Schoolgirl's death sparks community action Traffic safety group started WEST COLUMBIA

November 18, 1992|By Mark Guidera | Mark Guidera,Staff Writer

Nancy Crosbie was among the residents of the Clarys Forest neighborhood in Columbia who was saddened and outraged when 12-year-old Malobika Bagchi was killed just a block from the child's home.

Malobika, whom friends called by her nickname "Sonu," was struck by a van Feb. 27 as she crossed Little Patuxent Parkway heading for her Gray Star Way home. She had just stepped off the bus she rode daily to and from Trinity School, the private school she attended.

Mrs. Crosbie and her neighbors have turned the sadness and anger at Sonu's loss into two projects with a positive focus.

Her first effort was to form a neighborhood committee to push for strengthening school bus safety laws and education statewide to prevent similar tragedies.

The committee of three may be small but already it's making progress.

The other project, completed over the summer and early fall, can be seen on Gray Star Way, a short street that wraps around a cul-de-sac and is graced with handsome modern Colonial-style homes.

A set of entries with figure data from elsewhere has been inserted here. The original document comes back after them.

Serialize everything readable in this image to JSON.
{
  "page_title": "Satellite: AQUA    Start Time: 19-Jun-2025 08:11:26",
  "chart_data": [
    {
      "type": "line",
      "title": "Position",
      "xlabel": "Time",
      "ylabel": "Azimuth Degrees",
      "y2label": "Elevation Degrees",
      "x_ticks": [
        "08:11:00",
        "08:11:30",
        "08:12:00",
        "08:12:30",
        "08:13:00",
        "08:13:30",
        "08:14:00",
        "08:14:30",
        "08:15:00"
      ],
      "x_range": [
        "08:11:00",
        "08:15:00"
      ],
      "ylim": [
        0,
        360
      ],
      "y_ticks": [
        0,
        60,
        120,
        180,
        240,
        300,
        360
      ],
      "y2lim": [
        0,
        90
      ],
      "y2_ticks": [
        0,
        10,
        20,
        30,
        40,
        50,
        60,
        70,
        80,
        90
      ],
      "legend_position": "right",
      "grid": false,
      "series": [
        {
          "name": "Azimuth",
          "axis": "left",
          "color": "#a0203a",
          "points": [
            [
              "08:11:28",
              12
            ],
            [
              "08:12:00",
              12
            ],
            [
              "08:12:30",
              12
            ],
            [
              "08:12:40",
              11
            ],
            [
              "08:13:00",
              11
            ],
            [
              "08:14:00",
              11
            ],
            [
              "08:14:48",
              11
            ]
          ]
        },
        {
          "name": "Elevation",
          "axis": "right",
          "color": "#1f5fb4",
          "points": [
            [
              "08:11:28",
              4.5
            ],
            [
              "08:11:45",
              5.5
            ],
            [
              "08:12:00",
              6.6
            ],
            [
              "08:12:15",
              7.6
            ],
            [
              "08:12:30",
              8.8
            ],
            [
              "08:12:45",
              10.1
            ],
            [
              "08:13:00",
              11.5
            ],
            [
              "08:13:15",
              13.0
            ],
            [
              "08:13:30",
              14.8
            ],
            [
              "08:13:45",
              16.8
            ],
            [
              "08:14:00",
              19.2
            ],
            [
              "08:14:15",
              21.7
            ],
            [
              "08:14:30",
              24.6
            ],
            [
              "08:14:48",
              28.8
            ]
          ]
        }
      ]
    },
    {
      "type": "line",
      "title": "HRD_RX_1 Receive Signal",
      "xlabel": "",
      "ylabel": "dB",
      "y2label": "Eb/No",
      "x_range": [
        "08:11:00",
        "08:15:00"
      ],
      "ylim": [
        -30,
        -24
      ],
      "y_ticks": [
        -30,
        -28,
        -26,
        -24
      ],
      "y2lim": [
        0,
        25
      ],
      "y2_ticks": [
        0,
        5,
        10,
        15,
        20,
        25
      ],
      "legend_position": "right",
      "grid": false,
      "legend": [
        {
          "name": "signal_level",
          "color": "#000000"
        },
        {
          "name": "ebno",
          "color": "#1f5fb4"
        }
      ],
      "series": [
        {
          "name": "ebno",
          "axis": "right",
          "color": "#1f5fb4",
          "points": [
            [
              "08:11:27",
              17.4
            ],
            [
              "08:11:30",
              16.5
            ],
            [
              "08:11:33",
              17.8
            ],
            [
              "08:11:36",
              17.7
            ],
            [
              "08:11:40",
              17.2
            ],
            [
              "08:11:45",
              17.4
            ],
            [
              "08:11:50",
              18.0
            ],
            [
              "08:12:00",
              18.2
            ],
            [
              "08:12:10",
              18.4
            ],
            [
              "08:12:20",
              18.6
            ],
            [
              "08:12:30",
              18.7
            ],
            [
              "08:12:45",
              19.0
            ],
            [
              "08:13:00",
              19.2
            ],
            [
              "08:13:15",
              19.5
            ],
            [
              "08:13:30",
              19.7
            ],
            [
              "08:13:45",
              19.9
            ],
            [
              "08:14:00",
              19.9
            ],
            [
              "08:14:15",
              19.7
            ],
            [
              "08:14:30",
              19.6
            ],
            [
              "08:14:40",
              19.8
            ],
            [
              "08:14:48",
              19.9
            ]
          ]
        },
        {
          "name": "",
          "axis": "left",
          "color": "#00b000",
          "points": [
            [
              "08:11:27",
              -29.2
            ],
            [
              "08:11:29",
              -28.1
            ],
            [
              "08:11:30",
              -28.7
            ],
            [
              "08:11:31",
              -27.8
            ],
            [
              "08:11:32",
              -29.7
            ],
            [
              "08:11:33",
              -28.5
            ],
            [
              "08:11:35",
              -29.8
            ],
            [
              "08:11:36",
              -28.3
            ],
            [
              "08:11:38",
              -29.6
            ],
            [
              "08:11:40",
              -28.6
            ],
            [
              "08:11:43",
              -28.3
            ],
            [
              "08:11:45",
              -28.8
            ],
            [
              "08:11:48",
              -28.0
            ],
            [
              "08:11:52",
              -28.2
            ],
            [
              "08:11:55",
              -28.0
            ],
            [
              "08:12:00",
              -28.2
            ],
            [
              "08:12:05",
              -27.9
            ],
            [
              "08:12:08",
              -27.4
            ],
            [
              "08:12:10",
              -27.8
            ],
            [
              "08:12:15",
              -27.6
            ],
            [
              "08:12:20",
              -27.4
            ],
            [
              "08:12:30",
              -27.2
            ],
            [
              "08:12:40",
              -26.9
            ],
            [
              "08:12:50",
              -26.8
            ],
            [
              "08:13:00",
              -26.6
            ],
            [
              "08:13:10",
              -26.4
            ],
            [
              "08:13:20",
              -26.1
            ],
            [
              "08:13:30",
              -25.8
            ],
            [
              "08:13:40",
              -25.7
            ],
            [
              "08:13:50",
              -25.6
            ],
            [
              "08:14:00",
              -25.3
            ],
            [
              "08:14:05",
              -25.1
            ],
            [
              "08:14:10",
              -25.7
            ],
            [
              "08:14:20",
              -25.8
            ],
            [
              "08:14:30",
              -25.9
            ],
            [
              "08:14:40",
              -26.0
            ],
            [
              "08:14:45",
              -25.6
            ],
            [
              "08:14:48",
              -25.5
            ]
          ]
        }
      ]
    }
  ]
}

It's an unassuming memorial to Sonu's life.

"It was rough on the entire neighborhood. Just about everyone has children who at one time or another have ridden on school buses. A lot of us just wanted to do something to show the family we thought Sonu was special," said Mrs. Crosbie.

She and other Gray Star Way residents spent their time, labor and money to transform a once weed-infested circle of land that forms the cul-de-sac, perhaps 15 feet in diameter, into a park, complete with a small bench, decorative trees, shrubs and flower beds created for a colorful spring bounty.

And then there's the small plaque that faces the Bagchi home. It reads, simply:

In memory of Sonu Bagchi

24 Oct. 1980 -- 27 Feb. 1992.

Your happy face and bright smile

Will always remain in our hearts

May your spirit bloom in heaven

Neighbors had initially considered planting a lone tree for Sonu. But Mrs. Crosbie and Pat Wang began suggesting the park project. It wasn't long before most neighbors were behind it and pitching in.

"It was a neighborhood tragedy so we all felt we wanted to be part of something that would show the Bagchis our support," said Wayne McCaughey.

Through a neighbor, Sonu's parents declined comment on the memorial.

To Mrs. Crosbie and other neighborhood residents, the tragedy seemed highly preventable, a realization that compelled her to join with two other neighbors to see what they could do about improving school bus safety laws and education.

One element of the accident that bothered many Gray Star Way residents was that the school bus carrying Sonu was allowed to drop children off at points where they might have to cross a four-lane road, Mrs. Crosbie said.

State law prohibits buses transporting children attending county schools from dropping students on a four-lane road if a child must cross the street to get to their home. Private school buses are not required to follow that prohibition.

But state law requires motorists approaching or following a school bus to come to a complete stop 20 feet from a bus picking up or discharging children unless the bus has pulled off the main road.

The driver of the van that struck Sonu failed to stop behind the bus, according to police.

Police said warning lights on the bus were flashing when the accident occurred. The driver of the van, Charles H. Smith, 21, of Baltimore was charged with failing to stop for a school bus, negligent driving and reckless driving.

So far, the committee of Clarys Forest residents, known as Citizens Reach Out for Student Safety, or CROSS, has assisted the county's Bus Safety Procedures Committee with a report on how bus safety laws could be improved.

The report forwarded to the school superintendent, county executive and the county's General Assembly delegation includes these recommendations:

* Revise state laws to require all school buses to pick up and drop off children on the side of a four-lane road closest to the child's home.

* Require drivers statewide to stop when a school bus has pulled off a main road to pick up or drop off students.

CROSS also launched a program at Swansfield Elementary School to educate students about how to safely wait for school buses and properly cross streets.

CROSS and the county Bus Safety Procedures Committee hope to interest the school board in broadening the program to other county schools.